De même, l’opposition péquiste a soutenu que les années de consultations et le travail législatif du Québec ont simplifié la tâche du gouvernement fédéral et lui ont fait l’économie d’un débat.

«On peut se réjouir de voir à quel point le travail de défricheur, de précurseur, que le Québec a effectué au sujet de l’aide médicale à mourir permet maintenant à l’ensemble du Canada d’avancer», a déclaré en conférence de presse la porte-parole péquiste en matière de justice, Véronique Hivon, qui a copiloté les consultations publiques à l’époque, en plus d’avoir parrainé le projet de loi sous le gouvernement Marois.

Cependant, la députée de Joliette a mis en garde le fédéral contre un «processus expéditif» et contre des ambitions trop grandes qui risquent de compromettre l’adoption du projet de loi ou sa validité éventuelle devant les tribunaux. Car il faut, selon elle, tenir compte des contraintes juridiques, du consensus social et de l’acceptabilité politique pour arriver à faire adopter une loi qui incarne une telle avancée.

«Si on en met trop, trop vite et qu’on perd le consensus social ou qu’on perd l’acceptabilité politique et que la loi échoue, bien on n’est pas plus avancé, même on régresse», a-t-elle dit.

Mme Hivon a également noté l’introduction de la notion de «mort raisonnablement prévisible», qui est plus floue que la «fin de vie» prévue dans la loi québécoise.

«On peut pressentir qu’il y a une légère différence. La fin de vie au Québec, dans la loi, ça peut s’interpréter en jours, semaines ou mois», a-t-elle précisé. La députée estime aussi que davantage de patients pourraient demander de mettre fin à leurs jours.

«Ça fait en sorte que ça peut arriver un peu plus tôt, mais ça veut aussi dire, de ce fait-là, que ça peut toucher plus de personnes parce que les gens vont l’obtenir plus tôt», a-t-elle dit.

Le Regroupement provincial des comités des usagers (RPCU) a émis ses craintes sur les conditions d’admissibilité énoncées par le projet de loi fédéral. Dans un communiqué, l’organisme note que l’admissibilité est étendue aussi aux personnes atteintes «d’une affection ou d’un handicap graves et incurables».

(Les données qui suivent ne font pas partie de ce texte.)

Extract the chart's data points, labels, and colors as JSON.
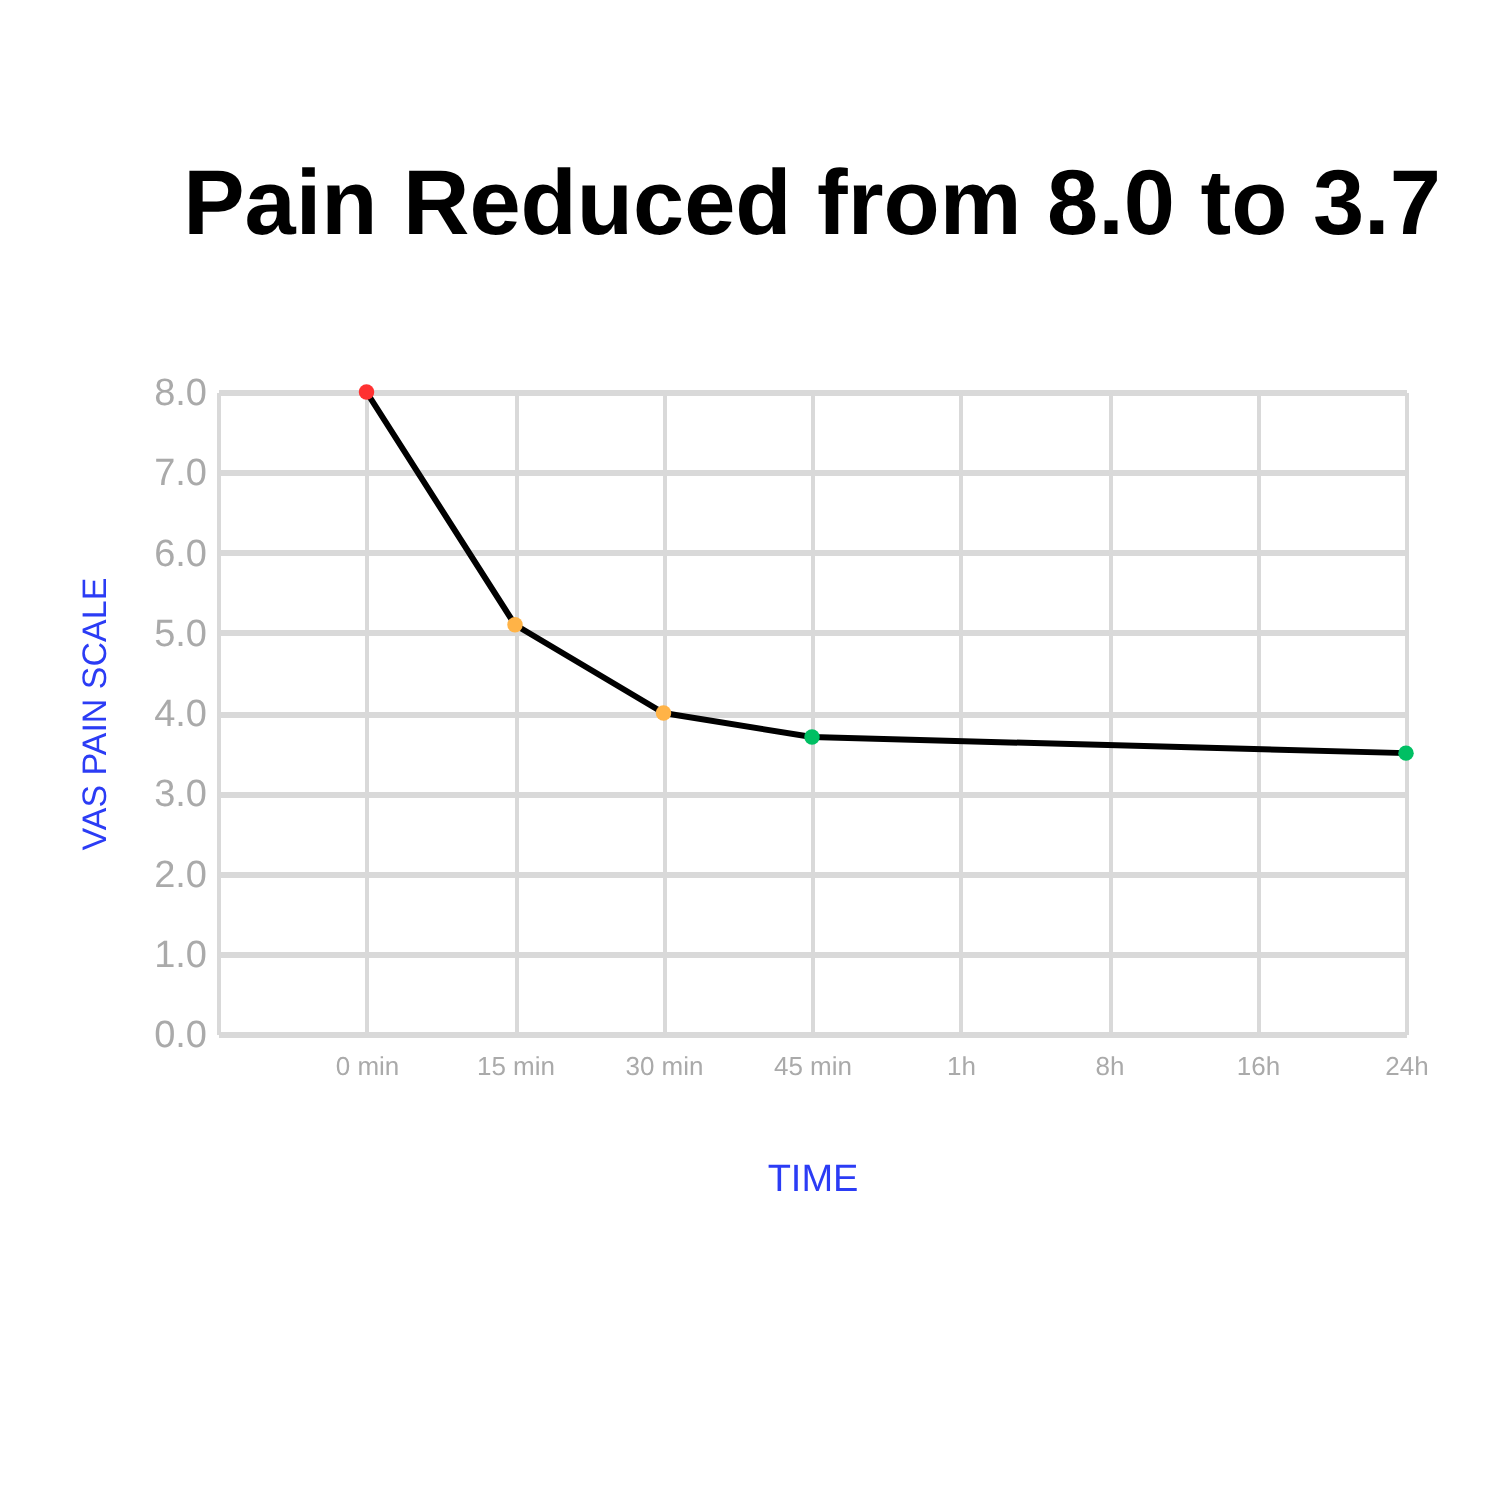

«Cette extension des critères d’admissibilité aux handicaps brise le consensus établi au Québec quant à la portée de l’aide médicale à mourir où seules les personnes en fin de vie étaient admissibles, a déclaré le directeur général du RPCU, M. Pierre Blain. Ouvre-t-on ainsi la porte au suicide assisté?»

Par contre, le RPCU se réjouit que la menace pesant sur un médecin quant à la nature du geste posé lors de l’aide médicale à mourir au regard du Code criminel soit maintenant levée. En effet, le projet de loi stipule qu’un médecin ne commet pas un homicide coupable lorsqu’il fournit l’aide médicale à mourir.